Como resulta do relatório acima elaborado, para a massa insolvente foi apreendida a meação e o quinhão hereditário da insolvente na herança aberta por óbito do seu falecido marido, incidente sobre a fracção autónoma melhor identificada nos autos.
Tal herança foi igualmente declarada insolvente.
O imóvel que pela insolvente e o falecido marido havia sido adquirido (ainda no estado de solteiros) veio a ser vendido em conjunto (presentes autos de insolvência e autos de insolvência n.º 11887/21.3T8SNT, atinente à referida herança), tendo o respectivo produto da venda (137.000€) sido repartido pelas massas insolventes de ambos os processos.
O montante afecto aos presentes autos foi já objecto de rateio final, tendo-se igualmente procedido aos competentes pagamentos - artigos 182.º e 183.º do CIRE.
A instância insolvencial (processo principal e respectivos apensos) mostra-se já encerrada (despacho de 14/12/2023, já transitado em julgado).

Após tal encerramento, veio o AI informar que, em 06/12/2023, foi transferida para a conta da massa insolvente o montante de 42.228,31€.
Trata-se de transferência efectuada pelo AI da massa insolvente da herança ilíquida indivisa aberta por óbito do falecido marido da insolvente, sendo que a quantia em causa corresponde, alegadamente, “à parte que cabia à insolvente”.  
Não obstante ter sido requerida autorização para que a quantia fosse entregue à insolvente, o tribunal recorrido entendeu que deveria ser a mesma distribuída pelos credores (porquanto havia sido apreendido para a massa insolvente, não apenas a meação, mas também o quinhão hereditário[6]), nessa medida tendo decidido – sustentando-se no previsto no artigo 547.º do CPC ex vi artigo 17.º do CIRE - dar sem efeito a decisão de encerramento proferida nos autos e ordenado a reabertura da liquidação com vista ao rateio de tal quantia.
É contra esta decisão que a insolvente se insurge.
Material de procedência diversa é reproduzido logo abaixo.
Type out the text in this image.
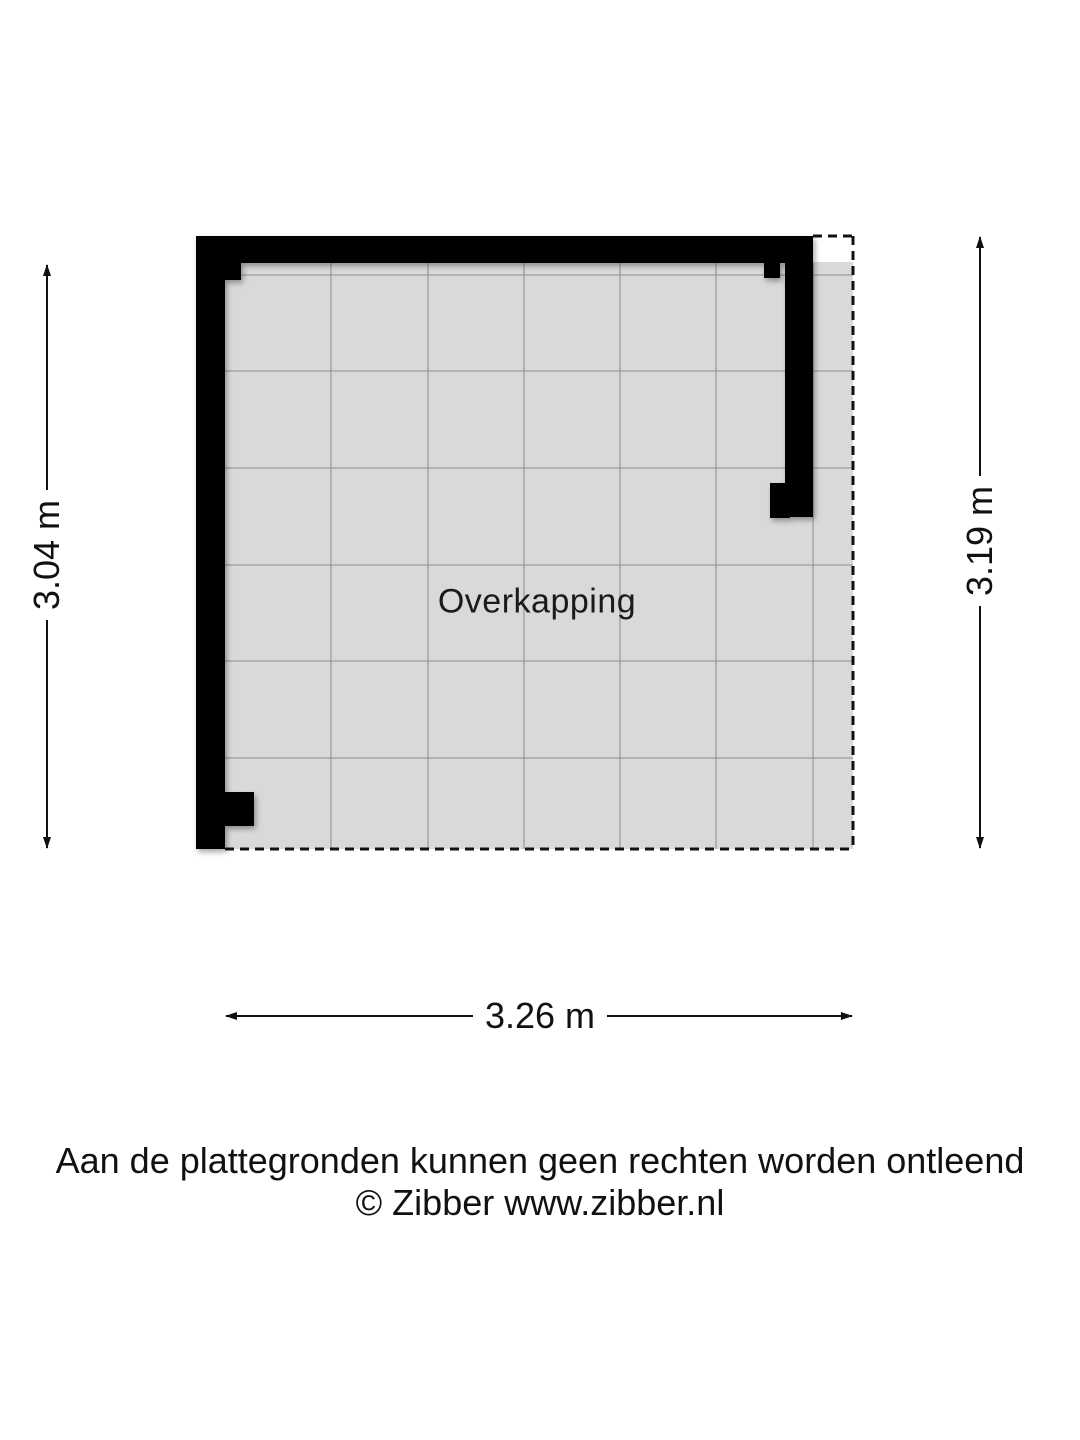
3.04 m	3.19 m
3.26 m
Overkapping
Aan de plattegronden kunnen geen rechten worden ontleend
© Zibber www.zibber.nl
No caso, o processo foi encerrado nos termos previstos pela al. a) do n.º 1 do artigo 230.º do CIRE – “Prosseguindo o processo após a declaração de insolvência, o juiz declara o seu encerramento: (…) Após a realização do rateio final, sem prejuízo do disposto no n.º 6 do artigo 239.º”. Este último preceito alude ao encerramento por insuficiência da massa insolvente, pelo que não tem aqui aplicação.
A decisão de encerramento é alvo de notificação e publicação nos moldes previstos pelo seu n.º 2.
E, segundo o artigo 233.º, n.º 1, do CIRE que “1 - Encerrado o processo, e sem prejuízo do disposto no n.º 5 do artigo 217.º quanto aos concretos efeitos imediatos da decisão de homologação do plano de insolvência: a) Cessam todos os efeitos que resultam da declaração de insolvência, recuperando designadamente o devedor o direito de disposição dos seus bens e a livre gestão dos seus negócios, sem prejuízo dos efeitos da qualificação da insolvência como culposa e do disposto no artigo seguinte; b) Cessam as atribuições da comissão de credores e do administrador da insolvência, com excepção das referentes à apresentação de contas e das conferidas, se for o caso, pelo plano de insolvência; c) Os credores da insolvência poderão exercer os seus direitos contra o devedor sem outras restrições que não as constantes do eventual plano de insolvência e plano de pagamentos e do n.º 1 do artigo 242.º, constituindo para o efeito título executivo a sentença homologatória do plano de pagamentos, bem como a sentença de verificação de créditos ou a decisão proferida em acção de verificação ulterior, em conjugação, se for o  caso, com a sentença homologatória do plano de insolvência; d) Os credores da massa podem reclamar do devedor os seus direitos não satisfeitos.” (sublinhado nosso).
Importa também referir que, segundo o n.º 1 do artigo 241.º-A do CIRE (liquidação superveniente), “Finda a liquidação do ativo do devedor e encerrado o processo de insolvência nos termos do disposto na alínea e) do n.º 1 do artigo 230.º, caso ingressem bens ou direitos suscetíveis de alienação no património daquele, o fiduciário deverá, com prontidão, proceder à sua apreensão e venda, sendo para o efeito aplicável o disposto no título vi, com as devidas adaptações.”
Não obstante o despacho recorrido não tenha assentado neste último, o certo é que não deixou de o invocar por forma a reforçar a posição assumida.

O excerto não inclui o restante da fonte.